Using radiation inactivation and immunoblotting techniques, evidence for functionally active forms of rat liver 3-hydroxy-3-methylglutaryl coenzyme A reductase with molecular weights of about 100,000 and 200,000 was obtained. In liver microsomes isolated from rats fed both mevinolin and colestipol, the Mr 100,000 form was the predominant species, whereas in microsomes from animals fed only colestipol, the Mr 200,000 species was the major form. This Mr 200,000 form could be converted to the Mr 100,000 form by addition of dithiothreitol or beta-mercaptoethanol. Although both forms appear to possess catalytic activity, the Mr 200,000 species displays sigmoidal kinetics with respect to the concentration of NADPH, whereas the Mr 100,000 form exhibits typical hyperbolic kinetics.

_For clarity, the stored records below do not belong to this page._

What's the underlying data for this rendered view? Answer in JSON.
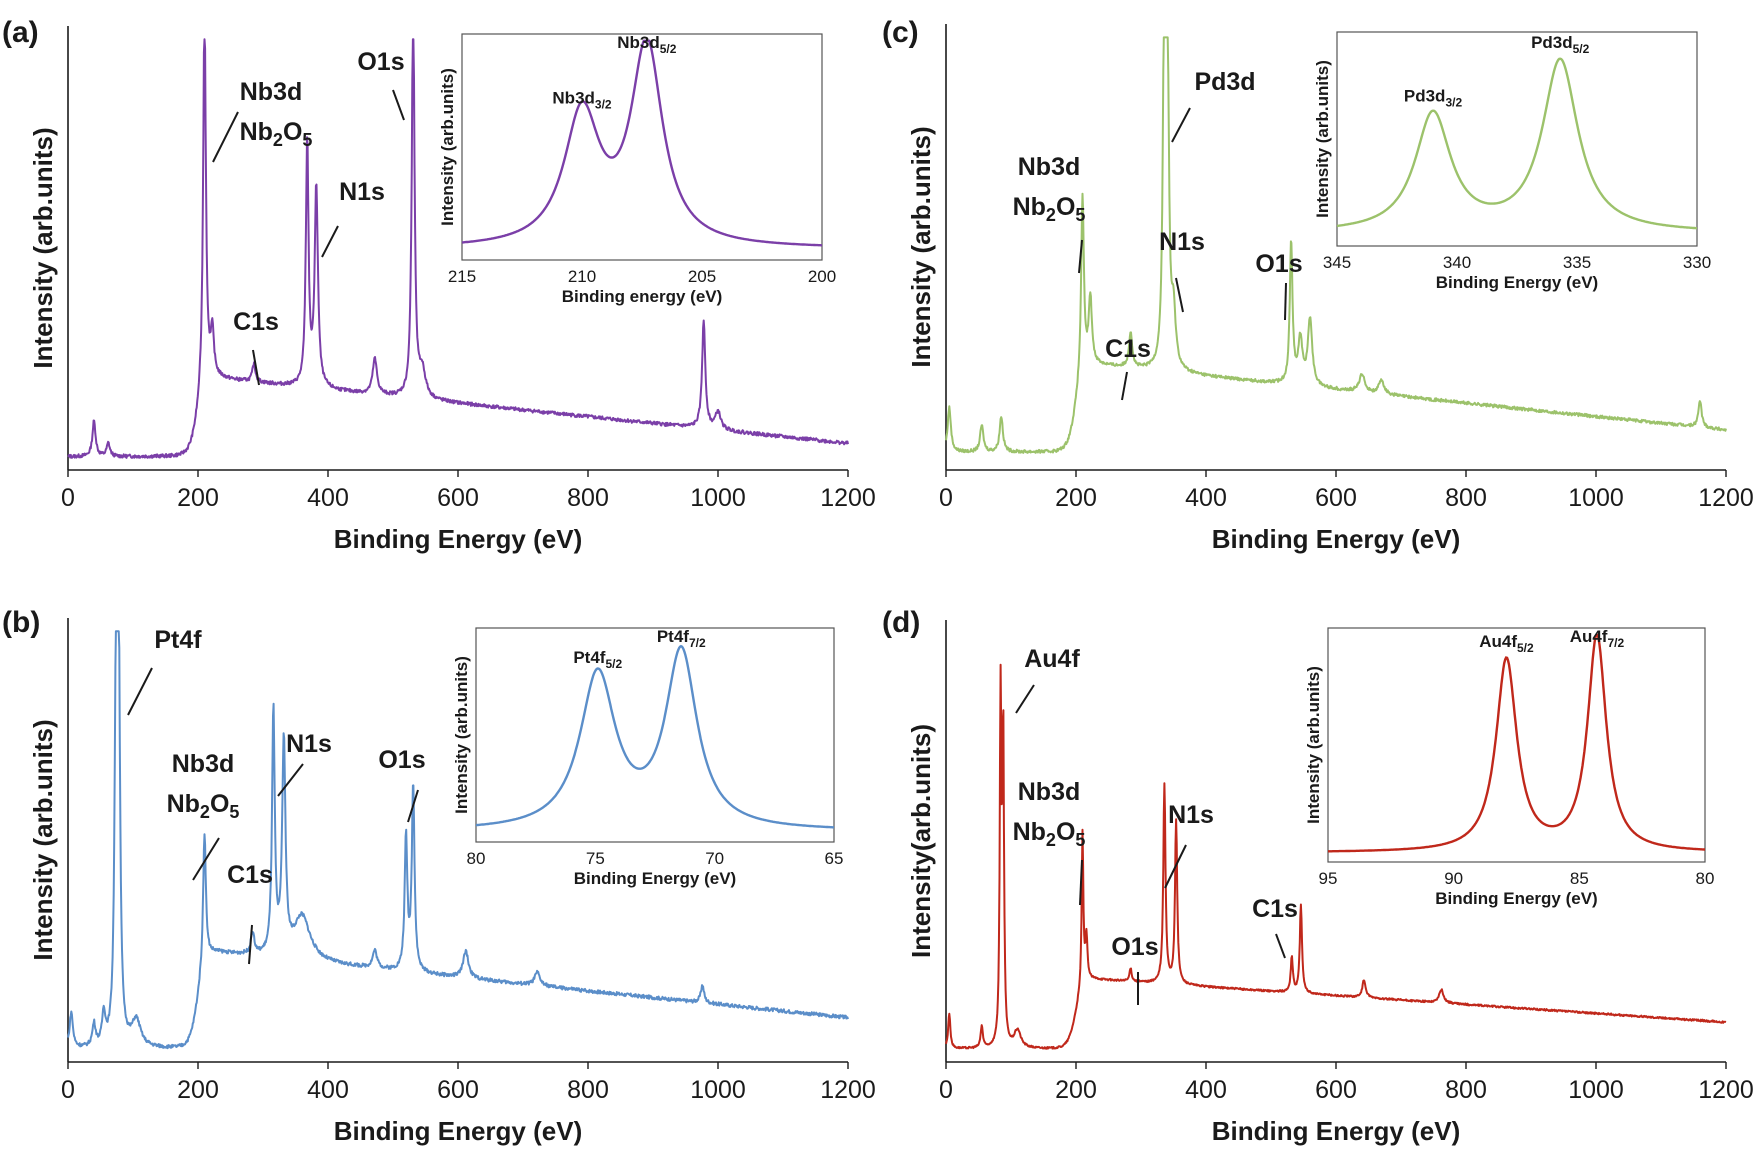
{
  "chart_data": [
    {
      "panel": "(a)",
      "type": "line",
      "color": "#7b3fa8",
      "xlabel": "Binding Energy (eV)",
      "ylabel": "Intensity (arb.units)",
      "xlim": [
        0,
        1200
      ],
      "xticks": [
        0,
        200,
        400,
        600,
        800,
        1000,
        1200
      ],
      "baseline": 0.03,
      "background": 0.18,
      "slope": 0.00015,
      "noise": 0.008,
      "peaks": [
        [
          40,
          0.08,
          3
        ],
        [
          62,
          0.03,
          3
        ],
        [
          210,
          0.85,
          2.5
        ],
        [
          222,
          0.1,
          3
        ],
        [
          286,
          0.04,
          3
        ],
        [
          368,
          0.55,
          2.5
        ],
        [
          382,
          0.45,
          3
        ],
        [
          472,
          0.08,
          4
        ],
        [
          531,
          0.9,
          2.5
        ],
        [
          545,
          0.06,
          6
        ],
        [
          978,
          0.24,
          3
        ],
        [
          1000,
          0.04,
          5
        ]
      ],
      "annotations": [
        {
          "text": "Nb3d"
        },
        {
          "text": "Nb₂O₅"
        },
        {
          "text": "O1s"
        },
        {
          "text": "N1s"
        },
        {
          "text": "C1s"
        }
      ],
      "inset": {
        "xlabel": "Binding energy (eV)",
        "ylabel": "Intensity (arb.units)",
        "xlim": [
          215,
          200
        ],
        "xticks": [
          215,
          210,
          205,
          200
        ],
        "baseline": 0.05,
        "peaks": [
          [
            210.0,
            0.58,
            0.9
          ],
          [
            207.3,
            0.88,
            0.8
          ]
        ],
        "labels": [
          {
            "main": "Nb3d",
            "sub": "3/2"
          },
          {
            "main": "Nb3d",
            "sub": "5/2"
          }
        ]
      }
    },
    {
      "panel": "(b)",
      "type": "line",
      "color": "#5b8ec9",
      "xlabel": "Binding Energy (eV)",
      "ylabel": "Intensity (arb.units)",
      "xlim": [
        0,
        1200
      ],
      "xticks": [
        0,
        200,
        400,
        600,
        800,
        1000,
        1200
      ],
      "baseline": 0.03,
      "background": 0.22,
      "slope": 0.00015,
      "noise": 0.008,
      "peaks": [
        [
          5,
          0.08,
          3
        ],
        [
          40,
          0.05,
          3
        ],
        [
          55,
          0.07,
          3
        ],
        [
          74,
          0.85,
          2.5
        ],
        [
          78,
          0.8,
          2.5
        ],
        [
          105,
          0.06,
          8
        ],
        [
          210,
          0.3,
          2.5
        ],
        [
          284,
          0.05,
          3
        ],
        [
          316,
          0.55,
          2.5
        ],
        [
          332,
          0.48,
          3
        ],
        [
          360,
          0.1,
          15
        ],
        [
          472,
          0.04,
          4
        ],
        [
          520,
          0.3,
          2.5
        ],
        [
          531,
          0.42,
          2.5
        ],
        [
          612,
          0.06,
          5
        ],
        [
          722,
          0.03,
          5
        ],
        [
          976,
          0.04,
          3
        ]
      ],
      "annotations": [
        {
          "text": "Pt4f"
        },
        {
          "text": "Nb3d"
        },
        {
          "text": "Nb₂O₅"
        },
        {
          "text": "N1s"
        },
        {
          "text": "O1s"
        },
        {
          "text": "C1s"
        }
      ],
      "inset": {
        "xlabel": "Binding Energy (eV)",
        "ylabel": "Intensity  (arb.units)",
        "xlim": [
          80,
          65
        ],
        "xticks": [
          80,
          75,
          70,
          65
        ],
        "baseline": 0.05,
        "peaks": [
          [
            74.9,
            0.72,
            0.9
          ],
          [
            71.4,
            0.82,
            0.8
          ]
        ],
        "labels": [
          {
            "main": "Pt4f",
            "sub": "5/2"
          },
          {
            "main": "Pt4f",
            "sub": "7/2"
          }
        ]
      }
    },
    {
      "panel": "(c)",
      "type": "line",
      "color": "#9cc26b",
      "xlabel": "Binding Energy (eV)",
      "ylabel": "Intensity (arb.units)",
      "xlim": [
        0,
        1200
      ],
      "xticks": [
        0,
        200,
        400,
        600,
        800,
        1000,
        1200
      ],
      "baseline": 0.04,
      "background": 0.2,
      "slope": 0.00015,
      "noise": 0.007,
      "peaks": [
        [
          5,
          0.1,
          3
        ],
        [
          55,
          0.06,
          3
        ],
        [
          85,
          0.08,
          3
        ],
        [
          210,
          0.4,
          2.5
        ],
        [
          222,
          0.15,
          3
        ],
        [
          284,
          0.08,
          3
        ],
        [
          336,
          0.88,
          2.5
        ],
        [
          341,
          0.6,
          2.5
        ],
        [
          350,
          0.12,
          4
        ],
        [
          531,
          0.32,
          2.5
        ],
        [
          545,
          0.1,
          4
        ],
        [
          560,
          0.15,
          4
        ],
        [
          640,
          0.04,
          5
        ],
        [
          670,
          0.03,
          5
        ],
        [
          1160,
          0.06,
          3
        ]
      ],
      "annotations": [
        {
          "text": "Pd3d"
        },
        {
          "text": "Nb3d"
        },
        {
          "text": "Nb₂O₅"
        },
        {
          "text": "N1s"
        },
        {
          "text": "O1s"
        },
        {
          "text": "C1s"
        }
      ],
      "inset": {
        "xlabel": "Binding Energy (eV)",
        "ylabel": "Intensity (arb.units)",
        "xlim": [
          345,
          330
        ],
        "xticks": [
          345,
          340,
          335,
          330
        ],
        "baseline": 0.06,
        "peaks": [
          [
            341.0,
            0.55,
            0.9
          ],
          [
            335.7,
            0.8,
            0.9
          ]
        ],
        "labels": [
          {
            "main": "Pd3d",
            "sub": "3/2"
          },
          {
            "main": "Pd3d",
            "sub": "5/2"
          }
        ]
      }
    },
    {
      "panel": "(d)",
      "type": "line",
      "color": "#c0281b",
      "xlabel": "Binding Energy (eV)",
      "ylabel": "Intensity(arb.units)",
      "xlim": [
        0,
        1200
      ],
      "xticks": [
        0,
        200,
        400,
        600,
        800,
        1000,
        1200
      ],
      "baseline": 0.03,
      "background": 0.16,
      "slope": 0.0001,
      "noise": 0.004,
      "peaks": [
        [
          5,
          0.08,
          2
        ],
        [
          55,
          0.05,
          2
        ],
        [
          84,
          0.78,
          1.5
        ],
        [
          88,
          0.7,
          1.5
        ],
        [
          110,
          0.04,
          6
        ],
        [
          210,
          0.35,
          1.5
        ],
        [
          216,
          0.1,
          2
        ],
        [
          284,
          0.03,
          2
        ],
        [
          336,
          0.45,
          2
        ],
        [
          354,
          0.37,
          2
        ],
        [
          532,
          0.08,
          2
        ],
        [
          546,
          0.2,
          2
        ],
        [
          643,
          0.04,
          3
        ],
        [
          762,
          0.03,
          4
        ]
      ],
      "annotations": [
        {
          "text": "Au4f"
        },
        {
          "text": "Nb3d"
        },
        {
          "text": "Nb₂O₅"
        },
        {
          "text": "N1s"
        },
        {
          "text": "C1s"
        },
        {
          "text": "O1s"
        }
      ],
      "inset": {
        "xlabel": "Binding Energy (eV)",
        "ylabel": "Intensity (arb.units)",
        "xlim": [
          95,
          80
        ],
        "xticks": [
          95,
          90,
          85,
          80
        ],
        "baseline": 0.04,
        "peaks": [
          [
            87.9,
            0.82,
            0.5
          ],
          [
            84.3,
            0.92,
            0.45
          ]
        ],
        "labels": [
          {
            "main": "Au4f",
            "sub": "5/2"
          },
          {
            "main": "Au4f",
            "sub": "7/2"
          }
        ]
      }
    }
  ]
}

Activation of rat liver microsomal 3-hydroxy-3-methylglutaryl coenzyme A reductase by NADPH. Effects of dietary treatments.

The sigmoidal curves observed for rat liver microsomal 3-hydroxy-3-methylglutaryl-CoA (HMG-CoA) reductase with NADPH as the varied substrate were markedly affected by feeding the animals diets containing colestipol, mevinolin and colestipol or cholesterol. Feeding of mevinolin and colestipol decreased the S0.5 for NADPH from 270 to 40 microM, while cholesterol feeding increased the value to 1.3 mM. Immuno-blotting analysis revealed that the Mr 100,000 form of HMG-CoA reductase predominated in cases where the S0.5 value was lowest, and the Mr 200,000 species was the major form where the S0.5 values were highest. Activation of HMG-CoA reductase by NADPH was not due to conversion of the Mr 200,000 form to the 100,000 form.